• Derek McCormack is vice-chancellor of the Auckland University of Technology.
This week Auckland University of Technology is celebrating 4500 new graduates at a time that has seen a lot of media interest in the value of getting a university degree. We've read open letters from employers saying you don't need a degree to get a job. And research from an industry training organisation saying that you can do as well with a trade as a degree, and maybe better.
I think the point that is missed in all this is that most people don't wish to, or attempt to, go to university, and that is as it should be. University isn't for everyone. Twice as many young people don't go to university as go.
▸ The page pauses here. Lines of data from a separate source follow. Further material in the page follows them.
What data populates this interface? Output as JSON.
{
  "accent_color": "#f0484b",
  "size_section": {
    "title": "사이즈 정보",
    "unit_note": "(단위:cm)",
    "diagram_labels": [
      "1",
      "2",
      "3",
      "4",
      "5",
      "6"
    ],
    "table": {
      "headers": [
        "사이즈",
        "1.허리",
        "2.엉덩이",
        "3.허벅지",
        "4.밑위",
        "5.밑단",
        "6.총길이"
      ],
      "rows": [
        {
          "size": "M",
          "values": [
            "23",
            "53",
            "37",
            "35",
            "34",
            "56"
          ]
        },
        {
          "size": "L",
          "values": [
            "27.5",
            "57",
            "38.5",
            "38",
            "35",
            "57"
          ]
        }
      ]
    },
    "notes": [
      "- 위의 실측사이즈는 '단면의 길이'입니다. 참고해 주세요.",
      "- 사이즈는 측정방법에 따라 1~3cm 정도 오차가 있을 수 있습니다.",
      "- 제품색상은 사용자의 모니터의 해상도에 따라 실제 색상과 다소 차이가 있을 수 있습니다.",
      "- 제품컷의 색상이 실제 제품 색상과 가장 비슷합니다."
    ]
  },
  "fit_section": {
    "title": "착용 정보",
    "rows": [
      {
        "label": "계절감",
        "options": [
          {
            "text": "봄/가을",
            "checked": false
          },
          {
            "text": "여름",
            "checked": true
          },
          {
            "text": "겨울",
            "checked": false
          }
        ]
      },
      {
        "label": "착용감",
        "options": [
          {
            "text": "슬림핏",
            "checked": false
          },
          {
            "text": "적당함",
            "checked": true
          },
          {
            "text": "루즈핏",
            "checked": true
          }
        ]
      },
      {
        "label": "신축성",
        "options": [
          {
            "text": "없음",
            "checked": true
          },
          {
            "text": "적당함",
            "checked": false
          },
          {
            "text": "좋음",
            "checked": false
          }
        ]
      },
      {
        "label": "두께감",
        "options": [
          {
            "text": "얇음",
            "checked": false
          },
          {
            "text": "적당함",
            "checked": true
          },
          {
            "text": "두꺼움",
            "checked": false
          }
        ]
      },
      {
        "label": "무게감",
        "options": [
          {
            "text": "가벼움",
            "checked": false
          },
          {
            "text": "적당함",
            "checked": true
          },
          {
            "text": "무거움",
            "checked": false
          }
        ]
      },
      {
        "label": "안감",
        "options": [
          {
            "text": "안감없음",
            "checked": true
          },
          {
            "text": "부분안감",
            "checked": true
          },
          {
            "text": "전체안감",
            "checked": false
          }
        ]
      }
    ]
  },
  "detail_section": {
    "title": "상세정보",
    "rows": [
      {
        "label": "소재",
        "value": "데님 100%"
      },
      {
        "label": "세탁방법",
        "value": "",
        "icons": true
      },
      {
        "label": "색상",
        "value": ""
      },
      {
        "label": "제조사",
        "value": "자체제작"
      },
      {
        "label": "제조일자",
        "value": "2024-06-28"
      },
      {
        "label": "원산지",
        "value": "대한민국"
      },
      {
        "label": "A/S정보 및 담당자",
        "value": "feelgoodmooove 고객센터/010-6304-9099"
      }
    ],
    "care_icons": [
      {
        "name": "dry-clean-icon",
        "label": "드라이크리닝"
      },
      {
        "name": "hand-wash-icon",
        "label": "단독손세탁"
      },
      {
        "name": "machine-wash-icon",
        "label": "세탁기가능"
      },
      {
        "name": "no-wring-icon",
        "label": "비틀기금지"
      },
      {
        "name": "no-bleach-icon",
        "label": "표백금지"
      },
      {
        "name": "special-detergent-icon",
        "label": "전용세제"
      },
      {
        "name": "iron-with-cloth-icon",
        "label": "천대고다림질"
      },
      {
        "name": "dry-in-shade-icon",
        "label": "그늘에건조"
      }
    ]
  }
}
So the idea that you don't need to go to university to get a job is really just stating what is obviously the case, rather than a startling new insight.
Furthermore, the employers preaching this gospel are doing so in a buoyant employment market at a time that it is hard for them to find employees. They need employees right now, not after they've spent three or four years getting a degree, and it might be in their interests for more people to seek employment in certain types of work, rather than going on to years of study.
However, society needs graduates and encouraging young people to rule out university is short-sighted. Nurses, dentists, doctors, health professionals of all kinds, analysts, accountants, engineers, technologists, designers, teachers, social workers, scientists, lawyers amongst many others need the education they get at university and the qualification they end up with in order to practise their profession.